The Double-Edged Sword
Machine learning and big data can be thought of as a double-edged sword. On one hand, they have the potential to bring about significant positive change and innovation. Machine learning algorithms can be used to improve healthcare outcomes, increase efficiency in manufacturing, and even help to predict and prevent crime. Big data can help organizations to make better informed decisions, by providing a wealth of information that can be analyzed and used to identify patterns and trends. On the other hand, a lack of ethical considerations can have serious consequences and be harmful instead, ranging from privacy breaches to harmful bias in algorithms.
In 2016, Twitter released a bot called "Tay" with the goal of having it learn from interactions with users and become smarter over time. However, the experiment quickly went awry as users began using the bot to post offensive and inflammatory statements. Within its release, Tay had posted a series of inappropriate and controversial tweets, including statements promoting hate speech and supporting genocide. After only 16 hours, Tay was indefinitely taken down.
The bot was designed to learn and adapt based on the interactions it had with users, and it quickly became apparent that it was learning all the wrong things. Despite attempts by Twitter to intervene and delete the offensive tweets, the damage had already been done and the bot's reputation was irreparably damaged.
Many have criticized Twitter for not adequately anticipating the potential risks of creating a bot that was designed to learn from its interactions with users. While the company has stated that it did not anticipate the extent to which users would attempt to manipulate the bot, some have argued that more caution should have been exercised in the development and release of Tay.

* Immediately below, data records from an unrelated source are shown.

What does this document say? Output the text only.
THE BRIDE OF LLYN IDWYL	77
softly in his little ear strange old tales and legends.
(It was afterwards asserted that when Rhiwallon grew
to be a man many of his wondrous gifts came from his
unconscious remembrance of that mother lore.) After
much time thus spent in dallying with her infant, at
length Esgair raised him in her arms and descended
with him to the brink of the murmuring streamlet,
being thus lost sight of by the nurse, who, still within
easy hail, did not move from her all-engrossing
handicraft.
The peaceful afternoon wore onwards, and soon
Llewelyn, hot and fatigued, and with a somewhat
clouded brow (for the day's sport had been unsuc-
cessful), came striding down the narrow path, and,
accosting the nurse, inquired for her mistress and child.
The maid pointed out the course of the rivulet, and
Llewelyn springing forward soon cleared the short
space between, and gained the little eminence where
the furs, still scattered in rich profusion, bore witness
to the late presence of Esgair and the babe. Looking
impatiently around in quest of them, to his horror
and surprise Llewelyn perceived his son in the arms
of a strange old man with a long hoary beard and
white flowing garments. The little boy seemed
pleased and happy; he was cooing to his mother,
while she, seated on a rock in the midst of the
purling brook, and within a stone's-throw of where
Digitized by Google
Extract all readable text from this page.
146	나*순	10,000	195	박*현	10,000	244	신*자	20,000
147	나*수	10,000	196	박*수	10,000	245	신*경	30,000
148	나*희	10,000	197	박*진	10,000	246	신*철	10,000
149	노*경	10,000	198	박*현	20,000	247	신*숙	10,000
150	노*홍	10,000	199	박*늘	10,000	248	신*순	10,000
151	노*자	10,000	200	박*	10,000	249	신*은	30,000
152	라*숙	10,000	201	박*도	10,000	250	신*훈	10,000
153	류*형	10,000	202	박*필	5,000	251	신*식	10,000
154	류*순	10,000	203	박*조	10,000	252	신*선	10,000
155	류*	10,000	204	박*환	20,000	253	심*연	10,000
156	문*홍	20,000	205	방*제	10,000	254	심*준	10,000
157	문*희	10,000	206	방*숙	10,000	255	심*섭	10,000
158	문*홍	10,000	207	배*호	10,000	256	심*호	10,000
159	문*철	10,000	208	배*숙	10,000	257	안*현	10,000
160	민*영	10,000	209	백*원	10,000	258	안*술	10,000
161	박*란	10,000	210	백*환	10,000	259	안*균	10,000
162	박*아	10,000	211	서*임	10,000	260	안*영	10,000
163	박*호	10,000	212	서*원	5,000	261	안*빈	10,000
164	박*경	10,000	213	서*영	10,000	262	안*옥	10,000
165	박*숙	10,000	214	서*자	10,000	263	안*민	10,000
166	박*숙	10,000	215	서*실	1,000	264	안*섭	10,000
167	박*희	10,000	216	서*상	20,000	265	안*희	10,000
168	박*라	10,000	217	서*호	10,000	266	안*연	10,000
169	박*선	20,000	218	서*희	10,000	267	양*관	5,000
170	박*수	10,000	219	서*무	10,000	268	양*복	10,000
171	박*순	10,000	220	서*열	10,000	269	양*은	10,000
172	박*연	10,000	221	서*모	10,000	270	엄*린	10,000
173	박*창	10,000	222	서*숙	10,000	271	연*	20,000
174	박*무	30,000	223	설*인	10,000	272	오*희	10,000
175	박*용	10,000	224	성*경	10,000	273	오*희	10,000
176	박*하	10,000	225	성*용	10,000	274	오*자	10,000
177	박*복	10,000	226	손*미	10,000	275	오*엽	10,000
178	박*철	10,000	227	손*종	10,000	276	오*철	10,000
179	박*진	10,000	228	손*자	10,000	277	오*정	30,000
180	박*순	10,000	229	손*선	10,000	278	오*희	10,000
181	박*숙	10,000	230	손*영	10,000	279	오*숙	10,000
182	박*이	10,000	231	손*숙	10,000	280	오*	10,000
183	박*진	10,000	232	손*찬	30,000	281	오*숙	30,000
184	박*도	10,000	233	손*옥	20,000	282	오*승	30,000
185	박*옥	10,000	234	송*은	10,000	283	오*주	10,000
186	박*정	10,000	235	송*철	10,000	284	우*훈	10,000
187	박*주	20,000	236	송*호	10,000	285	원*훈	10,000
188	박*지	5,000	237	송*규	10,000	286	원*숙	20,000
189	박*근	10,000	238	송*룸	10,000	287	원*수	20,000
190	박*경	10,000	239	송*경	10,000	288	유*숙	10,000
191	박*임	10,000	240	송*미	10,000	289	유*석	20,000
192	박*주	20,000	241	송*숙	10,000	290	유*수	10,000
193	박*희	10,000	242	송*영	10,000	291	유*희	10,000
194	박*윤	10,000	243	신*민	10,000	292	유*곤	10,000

The incident with Twitter's bot Tay highlights the potential bias and ethical implications of using big data in the development of artificial intelligence. In this case, the bot was designed to learn from the interactions it had with users, and it quickly became apparent that it was learning and adapting based on the biased and inappropriate input it received. This illustrates the importance of ensuring that the data used to train and develop artificial intelligence systems is representative and free from bias.
A study published in the Journal of Personality and Social Psychology in 2017 claimed that deep neural networks (DNNs) were more accurate than humans at detecting a person's sexual orientation based on photographs of their face. The study used a dataset of 35,000 images of faces, and found that the DNN was able to correctly classify sexual orientation with an accuracy of 91%, while human participants were only able to achieve an accuracy of 61%(1).

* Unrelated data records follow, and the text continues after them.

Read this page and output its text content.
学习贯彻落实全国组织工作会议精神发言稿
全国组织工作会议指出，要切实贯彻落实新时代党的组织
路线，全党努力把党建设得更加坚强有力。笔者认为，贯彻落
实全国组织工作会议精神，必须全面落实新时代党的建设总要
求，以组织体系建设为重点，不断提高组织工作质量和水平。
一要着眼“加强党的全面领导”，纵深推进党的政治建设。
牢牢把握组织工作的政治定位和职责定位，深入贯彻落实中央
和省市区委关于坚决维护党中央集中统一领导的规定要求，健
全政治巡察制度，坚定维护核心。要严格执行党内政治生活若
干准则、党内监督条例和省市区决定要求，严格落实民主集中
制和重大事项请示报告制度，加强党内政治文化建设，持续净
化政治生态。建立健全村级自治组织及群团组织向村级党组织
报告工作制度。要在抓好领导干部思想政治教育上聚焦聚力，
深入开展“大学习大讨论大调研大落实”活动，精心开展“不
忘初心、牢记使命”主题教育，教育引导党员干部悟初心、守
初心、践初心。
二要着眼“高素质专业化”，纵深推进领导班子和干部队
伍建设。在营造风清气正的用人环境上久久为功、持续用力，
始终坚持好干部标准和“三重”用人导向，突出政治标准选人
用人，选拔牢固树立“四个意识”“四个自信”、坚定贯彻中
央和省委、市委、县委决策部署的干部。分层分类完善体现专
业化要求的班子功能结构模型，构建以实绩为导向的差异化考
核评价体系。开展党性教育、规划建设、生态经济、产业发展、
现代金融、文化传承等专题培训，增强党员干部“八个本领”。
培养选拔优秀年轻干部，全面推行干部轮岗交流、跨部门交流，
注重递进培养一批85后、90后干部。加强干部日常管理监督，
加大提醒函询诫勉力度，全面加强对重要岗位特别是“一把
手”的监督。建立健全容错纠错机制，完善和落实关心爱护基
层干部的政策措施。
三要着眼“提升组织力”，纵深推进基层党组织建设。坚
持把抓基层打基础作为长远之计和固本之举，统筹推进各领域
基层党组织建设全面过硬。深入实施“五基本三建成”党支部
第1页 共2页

This study highlights several ethical concerns related to the use of data science and machine learning in sensitive areas such as sexual orientation. Firstly, there is a risk that the algorithms used in this type of research could be biased. If the data used to train the algorithm is itself biased, then the algorithm will likely produce biased results. This is a common problem with machine learning algorithms, and it is important for researchers to be aware of this risk and to take steps to mitigate it.
Secondly, the use of machine learning algorithms to predict a person's sexual orientation raises serious privacy concerns. The idea that a person's sexual orientation could be predicted based on their appearance is deeply troubling, and could potentially lead to discrimination and abuse.
Mitchell and Agüera y Arcas described several methods that they used to demonstrate the limitations of these algorithms. One method that they used was to test the robustness of the algorithms by introducing small changes to the facial images used as input. They found that these small changes had a significant impact on the output of the algorithms, indicating that they were not robust and were sensitive to small variations in the input data(2).
Another method that they used was to test the generalizability of the algorithms by using a different dataset to the one that was used to train the algorithms. They found that the algorithms performed poorly on this new dataset, indicating that they were not generalizable and could not be relied upon to produce accurate results.
In their conclusions, Mitchell and Agüera y Arcas emphasized the need for caution when interpreting the results of studies that claim to be able to predict sensitive traits such as sexual orientation using machine learning algorithms. They pointed out that the relationships between facial features and these traits are complex and nuanced, and that it is unlikely that a simple algorithm could accurately predict these traits based on a single photograph.
Implementing phrenology into data science like in the aforementioned study is unethical, as it is not based on scientific evidence and has been shown to be a flawed and discriminatory practice. It led to biased and unfair decisions being made based on false assumptions about an individual's characteristics. It is important to recognize the harm that such practices can cause and to avoid using them in any context, especially data science.
In short, ethics in data science is not a luxury, but a necessity. It is important for data scientists to think critically about the potential consequences of their work and to act responsibly in order to avoid negative impacts on society. This means taking the time to ensure that the data used is diverse and representative, and avoiding the temptation to rush into experimentation without fully understanding the potential consequences. By being mindful of the potential for harm and taking steps to prevent it, data scientists can use their skills and expertise to make a positive impact on society and avoid causing harm through the use of biased or unethical data practices. It is everyone's responsibility as professionals in this field to ensure that the data implemented is used ethically and for the greater good, rather than causing harm or contributing to systemic discrimination. Like a double-edged blade, ethical considerations in data science can either be a force for good or a source of harm, depending on how they are wielded.